National News Roundup – April 2, 2025

TX City Plans to Recycle Wastewater for Drinking
El Paso on track to be first direct-to-distribution reuse facility in US.
Parched El Paso, Texas, is a desert town that gets less than nine inches of rain a year. Moreover, the last two years in El Paso have been the hottest in recorded history. El Paso is doing what other U.S. cities may be forced to do amid enduring drought conditions.
At the end of February, the El Paso Water Department broke ground on a project to secure water for the city of 700,000: an advanced water purification facility will deliver 10 million gallons per day of processed water from the city’s wastewater stream directly into its drinking water supply.
El Paso’s Pure Water Center, which will go online by 2028, is the first direct-to-distribution reuse facility in the country.
Treating wastewater for reuse as drinking water has long been controversial. But as technology has advanced and water resources dwindle, more cities are exploring direct reuse. Other Texas communities are either moving forward with plans for treatment plants or have studies underway on the best way to do so. Arizona cities Phoenix and Tucson are expected to follow suit. The states of Colorado and California recently adopted rules to regulate sewage recycling technology in anticipation of demand for more wastewater-to-drinking-water plants.
The El Paso system requires an online monitoring system with alarms and automatic shut-down capability. The utility will also work to educate residents and businesses in El Paso to discourage them from putting chemicals and pharmaceuticals down the drain. Officials acknowledge that unwanted material will inevitably enter the sewer system, so the treatment process is designed to remove these potential contaminants.
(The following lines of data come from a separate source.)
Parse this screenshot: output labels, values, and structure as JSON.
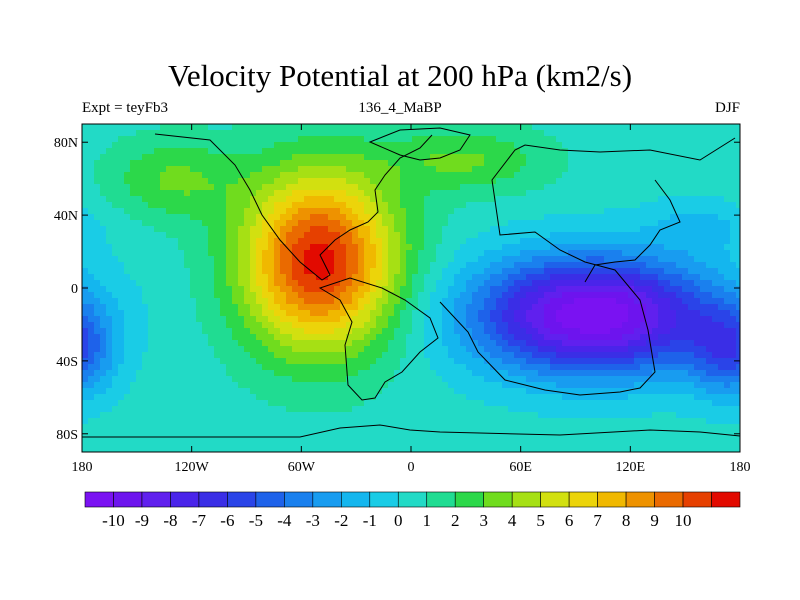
{
  "chart_data": {
    "type": "heatmap",
    "title": "Velocity Potential at 200 hPa (km2/s)",
    "subtitle_left": "Expt = teyFb3",
    "subtitle_center": "136_4_MaBP",
    "subtitle_right": "DJF",
    "x_ticks": [
      "180",
      "120W",
      "60W",
      "0",
      "60E",
      "120E",
      "180"
    ],
    "y_ticks": [
      "80N",
      "40N",
      "0",
      "40S",
      "80S"
    ],
    "xlim": [
      -180,
      180
    ],
    "ylim": [
      -90,
      90
    ],
    "colorbar_labels": [
      "-10",
      "-9",
      "-8",
      "-7",
      "-6",
      "-5",
      "-4",
      "-3",
      "-2",
      "-1",
      "0",
      "1",
      "2",
      "3",
      "4",
      "5",
      "6",
      "7",
      "8",
      "9",
      "10"
    ],
    "colorbar_colors": [
      "#7a12f2",
      "#6d14ee",
      "#6020ee",
      "#4a24ea",
      "#3a2ee6",
      "#2a44e8",
      "#1e62ea",
      "#1a80ee",
      "#189cf0",
      "#14b6ee",
      "#1acce6",
      "#22dac6",
      "#20dc92",
      "#2cd84a",
      "#70dc1e",
      "#a6e014",
      "#d2e010",
      "#ecd40a",
      "#f0b800",
      "#ee9200",
      "#ea6a00",
      "#e64000",
      "#e20a00"
    ],
    "field_centers": [
      {
        "lon": -50,
        "lat": 15,
        "amp": 10.5,
        "slon": 42,
        "slat": 48
      },
      {
        "lon": -130,
        "lat": 60,
        "amp": 2.5,
        "slon": 35,
        "slat": 22
      },
      {
        "lon": 100,
        "lat": -15,
        "amp": -11,
        "slon": 65,
        "slat": 32
      },
      {
        "lon": 175,
        "lat": -35,
        "amp": -4.5,
        "slon": 22,
        "slat": 25
      },
      {
        "lon": 160,
        "lat": 35,
        "amp": -1.5,
        "slon": 30,
        "slat": 15
      },
      {
        "lon": 30,
        "lat": 70,
        "amp": 2.5,
        "slon": 45,
        "slat": 18
      }
    ]
  }
}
Environmental advocates have raised concerns about new, chemically exotic contaminants in the supposedly purified water, like per- and polyfluoroalkyl substances (PFAS), which aren’t yet regulated in drinking water. The environmental nonprofit Food and Water Watch warns that “it’s impossible to monitor every potential toxin in a direct potable reuse system.” A growing number of water-starved communities have decided to take the risk.
The first direct potable reuse plant in the world opened in 1968 in Namibia, southern Africa’s driest country. The technology is poised to grow in the United States as southwestern states contend with aridification and growing populations. As the sewage-to-potable technology has moved forward, the federal government has relied on states to regulate direct potable reuse.
(Sources: Climate News, Governing)
VA County Uses Tech to Reduce Landfill Traffic
Driver’s license scans aim to restrict unauthorized access to facility.
Traffic jams on freeways and highways are a familiar experience, but congestion at a county landfill may seem unexpected. Nevertheless, demand is such a problem in Prince William County, Virginia, that county officials are demanding residency identification verification to reduce wait times at the county’s landfill and compost facility.
Several cities are not participants in the county’s landfill fee program, but some residents of those cities have been helping themselves to “free” landfill use, creating traffic jams as they crowd legitimate county users of the disposal site.
The new driver’s license scanning technology will determine if a resident is from one of the non-participating towns or cities. The system will replace manual, visual ID checks with secure scanning technology to verify Prince William County residency.
The county says the driver’s license-scanning technology will not store personal data.